Y tras esta exclamación, Aglaya se deshizo en llanto. Tapóse el rostro con el pañuelo y se dejó caer en una silla.

—Pero si no ha pedido aún tu...

—No he pedido su mano, Aglaya Ivanovna —dijo Michkin, involuntariamente.

—¿Cóooomo? ¿Qué dice? —exclamó la generala, arrastrando las sílabas, con sorpresa, indignación y espanto, sin dar crédito a sus oídos.

—He querido decir... he querido decir —repuso el príncipe, balbuciente—... deseaba sólo manifestar a Aglaya Ivanovna... tener el honor de explicarle que yo no tenía la intención... el honor de pedir su mano... nunca... Le aseguro, Aglaya Ivanovna, que la culpa no es mía, que no soy culpable de nada... Jamás he pensado en eso, nunca se me ha ocurrido tal idea ni se me ocurrirá. Ya lo verá: puede usted estar segura. Sin duda me ha calumniado ante usted algún malvado. ¡Tranquilícese!

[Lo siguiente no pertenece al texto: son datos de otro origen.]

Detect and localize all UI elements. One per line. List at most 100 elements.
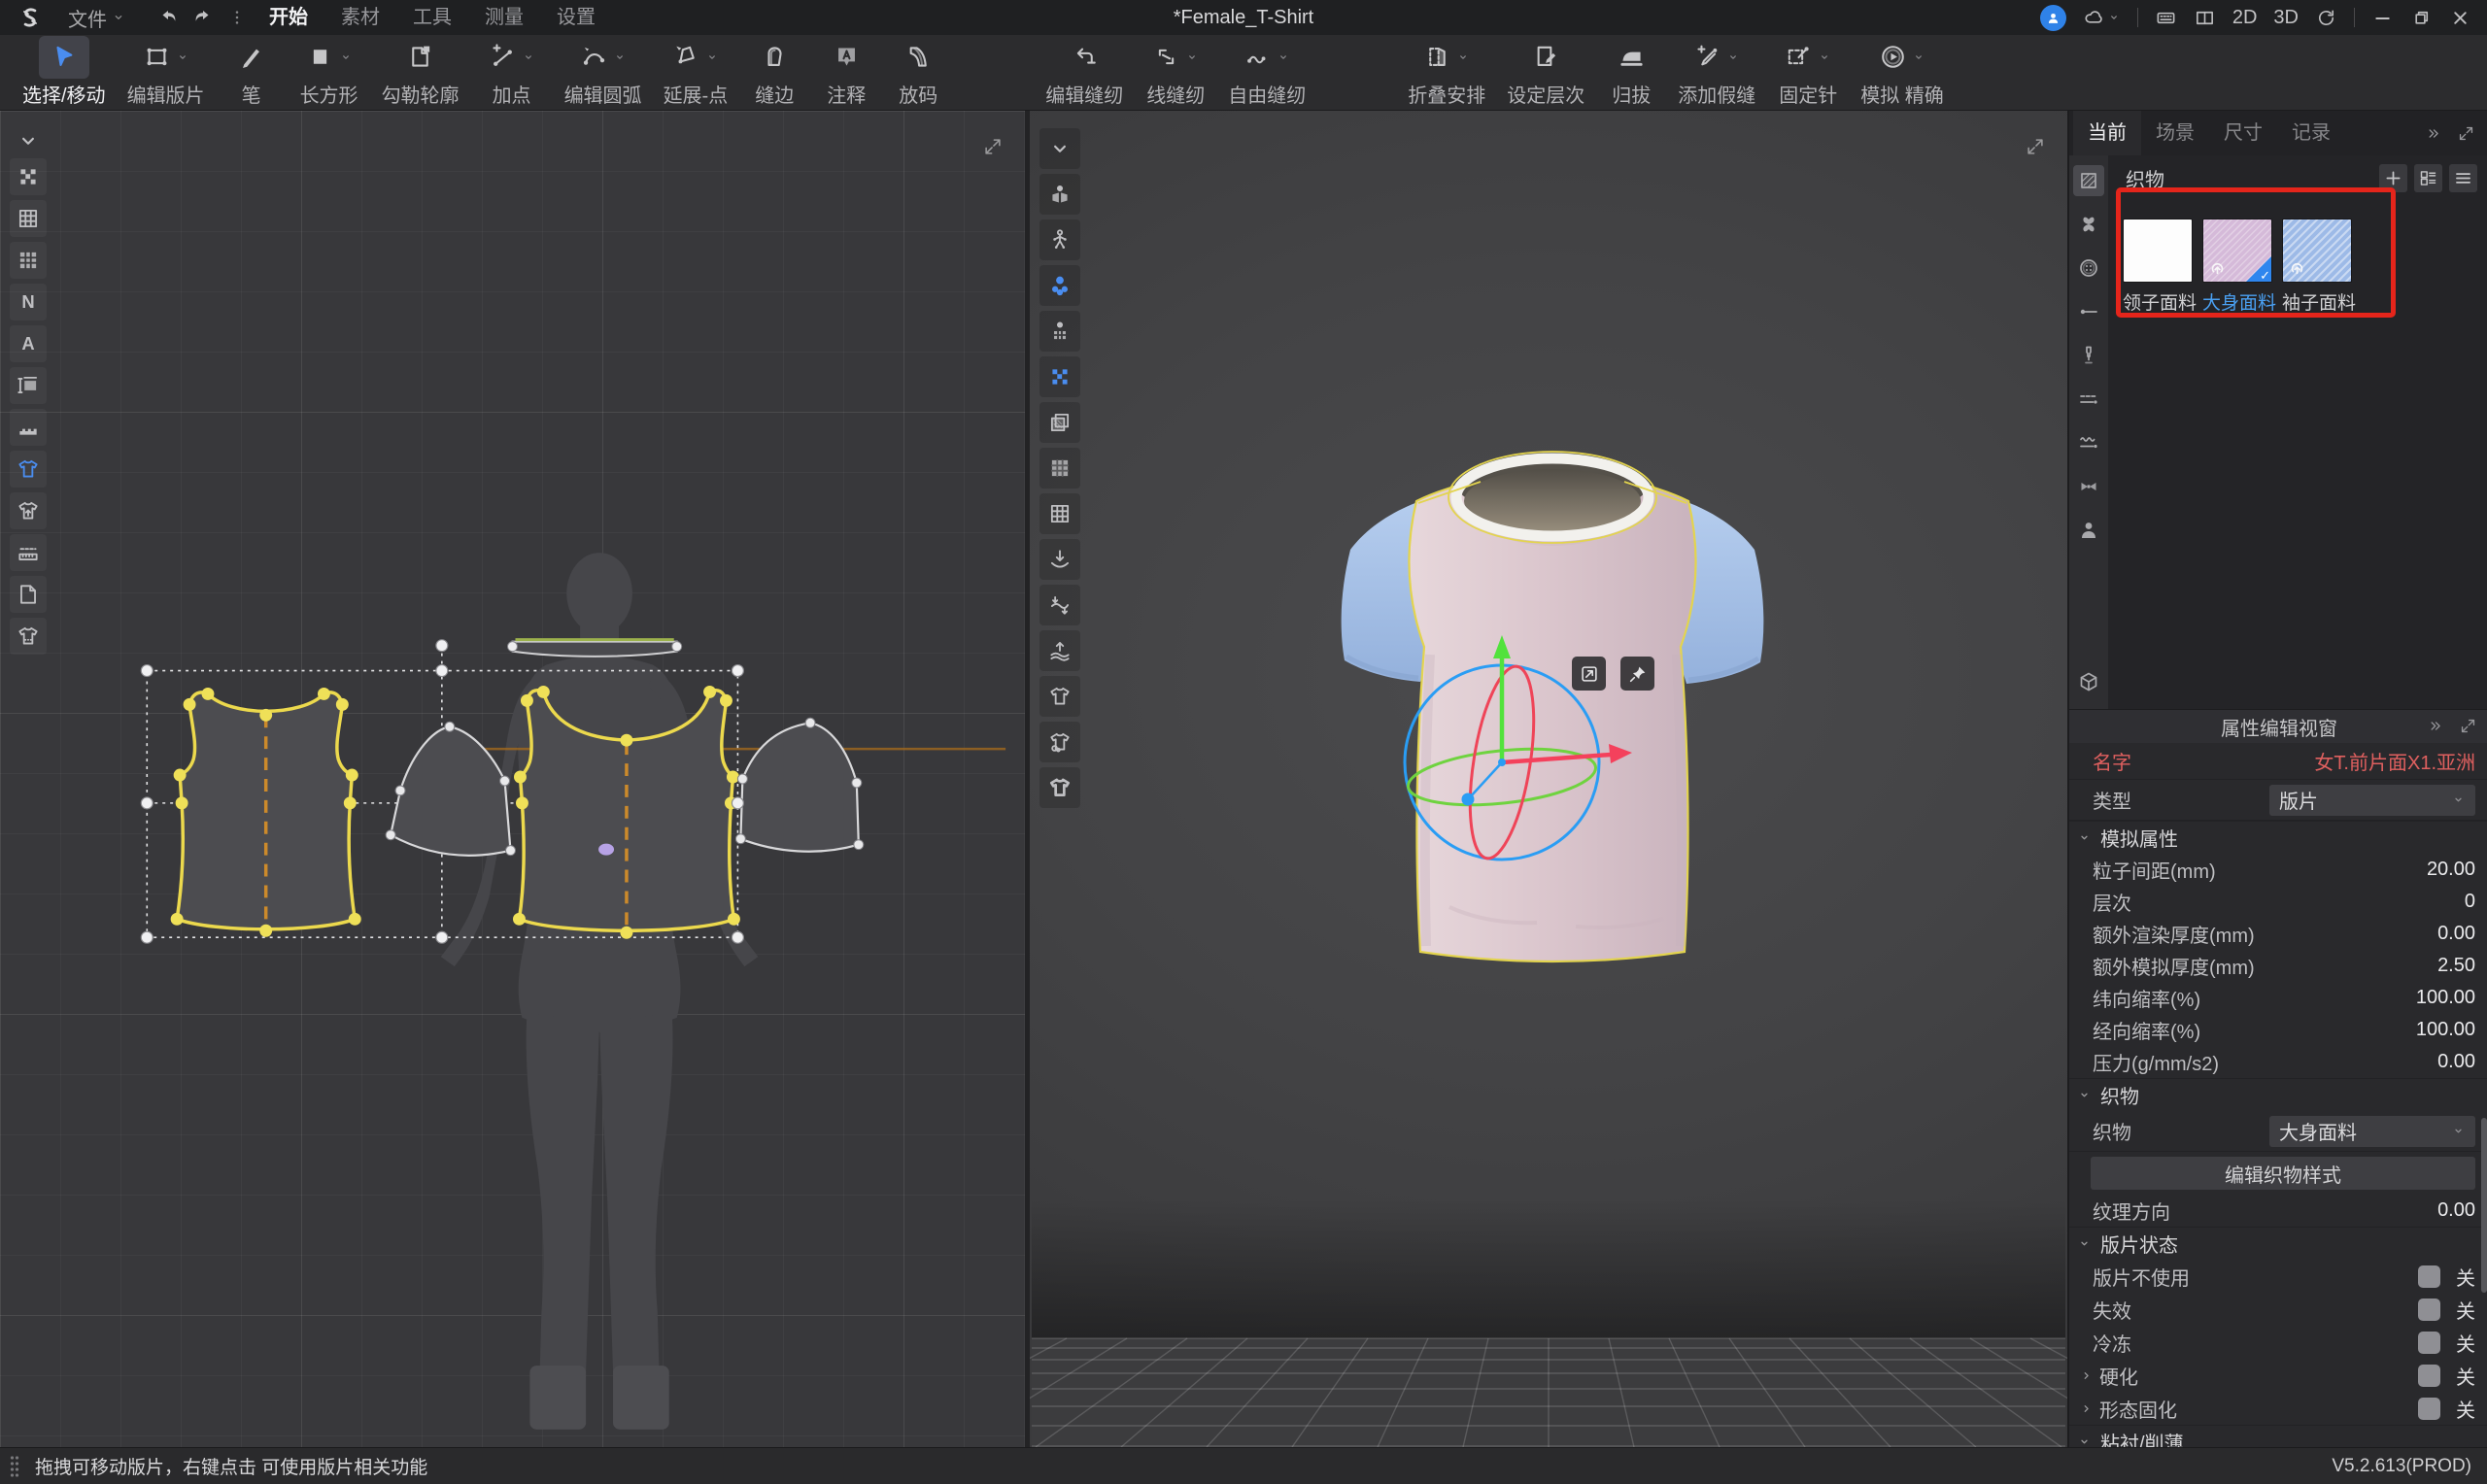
library-tape-library[interactable]: [2073, 384, 2104, 415]
view-tool-grid-solid-3d[interactable]: [1039, 448, 1080, 489]
tool-line-sewing[interactable]: 线缝纫: [1137, 34, 1214, 112]
view-tool-show-garment-2d[interactable]: [10, 451, 47, 488]
back-pattern-piece[interactable]: [171, 688, 361, 937]
view-tool-grid-wire[interactable]: [10, 200, 47, 237]
chevron-right-icon[interactable]: [2079, 1401, 2094, 1416]
view-tool-grid-wire-3d[interactable]: [1039, 493, 1080, 534]
close-icon[interactable]: [2449, 7, 2471, 29]
tool-iron[interactable]: 归拔: [1598, 34, 1664, 112]
library-shirring-library[interactable]: [2073, 427, 2104, 458]
view-tool-show-garment-3d[interactable]: [1039, 676, 1080, 717]
view-tool-avatar-size[interactable]: [1039, 311, 1080, 352]
tool-trace-outline[interactable]: 勾勒轮廓: [374, 34, 467, 112]
expand-2d-panel-icon[interactable]: [982, 136, 1004, 157]
fabric-dropdown[interactable]: 大身面料: [2269, 1116, 2475, 1147]
warp-shrinkage-value[interactable]: 100.00: [2416, 1019, 2475, 1041]
view-tool-garment-simulate[interactable]: [1039, 722, 1080, 762]
view-tool-show-bones[interactable]: [1039, 219, 1080, 260]
collar-pattern-piece[interactable]: [508, 640, 682, 657]
refresh-icon[interactable]: [2315, 7, 2337, 29]
view-tool-avatar-arrangement[interactable]: [1039, 265, 1080, 306]
view-tool-strain-map[interactable]: [1039, 585, 1080, 625]
view-tool-collapse-3d-toolbar[interactable]: [1039, 128, 1080, 169]
dropdown-caret-icon[interactable]: [705, 51, 719, 64]
list-view-button[interactable]: [2449, 164, 2477, 192]
view-tool-pattern-notes[interactable]: [10, 576, 47, 613]
name-value[interactable]: 女T.前片面X1.亚洲: [2314, 747, 2475, 775]
dropdown-caret-icon[interactable]: [176, 51, 189, 64]
shape-retention-toggle[interactable]: [2418, 1398, 2440, 1420]
tool-edit-arc[interactable]: 编辑圆弧: [557, 34, 650, 112]
tool-seam-allowance[interactable]: 缝边: [741, 34, 807, 112]
tool-select-move[interactable]: 选择/移动: [15, 34, 114, 112]
tool-annotation[interactable]: 注释: [813, 34, 879, 112]
menu-material[interactable]: 素材: [324, 0, 396, 35]
section-fusing-skiving[interactable]: 粘衬/削薄: [2069, 1425, 2487, 1447]
type-dropdown[interactable]: 版片: [2269, 785, 2475, 816]
tool-fold-arrange[interactable]: 折叠安排: [1400, 34, 1493, 112]
fabric-swatch-collar-fabric[interactable]: 领子面料: [2123, 219, 2193, 315]
library-scene-library[interactable]: [2073, 666, 2104, 697]
tool-set-layer[interactable]: 设定层次: [1499, 34, 1592, 112]
collapse-panel-icon[interactable]: [2425, 124, 2443, 143]
texture-direction-value[interactable]: 0.00: [2437, 1199, 2475, 1222]
view-tool-pattern-points[interactable]: [10, 618, 47, 655]
library-zipper-library[interactable]: [2073, 340, 2104, 371]
redo-icon[interactable]: [190, 6, 214, 29]
dropdown-caret-icon[interactable]: [1277, 51, 1290, 64]
sleeve-pattern-piece-left[interactable]: [386, 722, 515, 856]
dropdown-caret-icon[interactable]: [1185, 51, 1199, 64]
split-icon[interactable]: [2194, 7, 2216, 29]
library-trim-library[interactable]: [2073, 209, 2104, 240]
view-2d[interactable]: 2D: [2232, 7, 2258, 29]
edit-fabric-style-button[interactable]: 编辑织物样式: [2091, 1157, 2475, 1190]
add-fabric-button[interactable]: [2379, 164, 2407, 192]
view-tool-pressure-map[interactable]: [1039, 539, 1080, 580]
tool-edit-sewing[interactable]: 编辑缝纫: [1038, 34, 1131, 112]
card-view-button[interactable]: [2414, 164, 2442, 192]
tool-edit-pattern[interactable]: 编辑版片: [119, 34, 213, 112]
dropdown-caret-icon[interactable]: [522, 51, 535, 64]
particle-distance-value[interactable]: 20.00: [2427, 859, 2475, 881]
tool-add-point[interactable]: 加点: [473, 34, 551, 112]
tab-size[interactable]: 尺寸: [2209, 111, 2277, 155]
cloud-sync[interactable]: [2083, 7, 2121, 29]
view-tool-show-pattern-texture[interactable]: [1039, 402, 1080, 443]
view-tool-grid-solid[interactable]: [10, 242, 47, 279]
tool-extend-point[interactable]: 延展-点: [656, 34, 736, 112]
weft-shrinkage-value[interactable]: 100.00: [2416, 987, 2475, 1009]
tool-grading[interactable]: 放码: [885, 34, 951, 112]
library-fabric-library[interactable]: [2073, 165, 2104, 196]
sleeve-pattern-piece-right[interactable]: [735, 718, 863, 851]
tool-pin[interactable]: 固定针: [1769, 34, 1847, 112]
library-button-library[interactable]: [2073, 253, 2104, 284]
restore-icon[interactable]: [2410, 7, 2433, 29]
dropdown-caret-icon[interactable]: [1818, 51, 1831, 64]
tab-current[interactable]: 当前: [2073, 111, 2141, 155]
layer-value[interactable]: 0: [2465, 891, 2475, 913]
menu-start[interactable]: 开始: [253, 0, 324, 35]
view-tool-ruler[interactable]: [10, 409, 47, 446]
view-tool-thick-garment[interactable]: [1039, 767, 1080, 808]
tab-record[interactable]: 记录: [2277, 111, 2345, 155]
library-bow-library[interactable]: [2073, 471, 2104, 502]
fabric-swatch-sleeve-fabric[interactable]: 袖子面料: [2282, 219, 2352, 315]
tool-add-basting[interactable]: 添加假缝: [1670, 34, 1763, 112]
pattern-unused-toggle[interactable]: [2418, 1265, 2440, 1288]
section-fabric-section[interactable]: 织物: [2069, 1078, 2487, 1111]
section-pattern-state[interactable]: 版片状态: [2069, 1227, 2487, 1260]
view-tool-sync-garment[interactable]: [10, 492, 47, 529]
view-tool-show-annotation-n[interactable]: N: [10, 284, 47, 320]
menu-settings[interactable]: 设置: [540, 0, 612, 35]
view-tool-seam-ruler[interactable]: [10, 534, 47, 571]
section-simulation-properties[interactable]: 模拟属性: [2069, 821, 2487, 854]
view-tool-fit-map[interactable]: [1039, 630, 1080, 671]
deactivate-toggle[interactable]: [2418, 1298, 2440, 1321]
dropdown-caret-icon[interactable]: [1726, 51, 1740, 64]
menu-tools[interactable]: 工具: [396, 0, 468, 35]
dropdown-caret-icon[interactable]: [1912, 51, 1925, 64]
gizmo-pin-button[interactable]: [1620, 657, 1654, 691]
tab-scene[interactable]: 场景: [2141, 111, 2209, 155]
tshirt-3d[interactable]: [1342, 452, 1764, 961]
expand-panel-icon[interactable]: [2459, 717, 2477, 735]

Y diciendo esto se acercó a Aglaya. Ella retiró el pañuelo con que se había cubierto la cara, miró a Michkin, que parecía profundamente inquieto, recordó las palabras que acababa de dirigirle y rompió repentinamente a reír. Aquella hilaridad contagió primero a Adelaida, quien, después de contemplar un momento al príncipe, se aproximó a su hermana, la besó y dióse a reír no menos alegremente que ella. Michkin, mirándolas, sonrió también y exclamó:

—¡Loado sea Dios, loado sea Dios!

Ahora fue Alejandra quien no supo contenerse y estalló en risas, como sus hermanas. Aquella risa se prolongaba; parecía infinita.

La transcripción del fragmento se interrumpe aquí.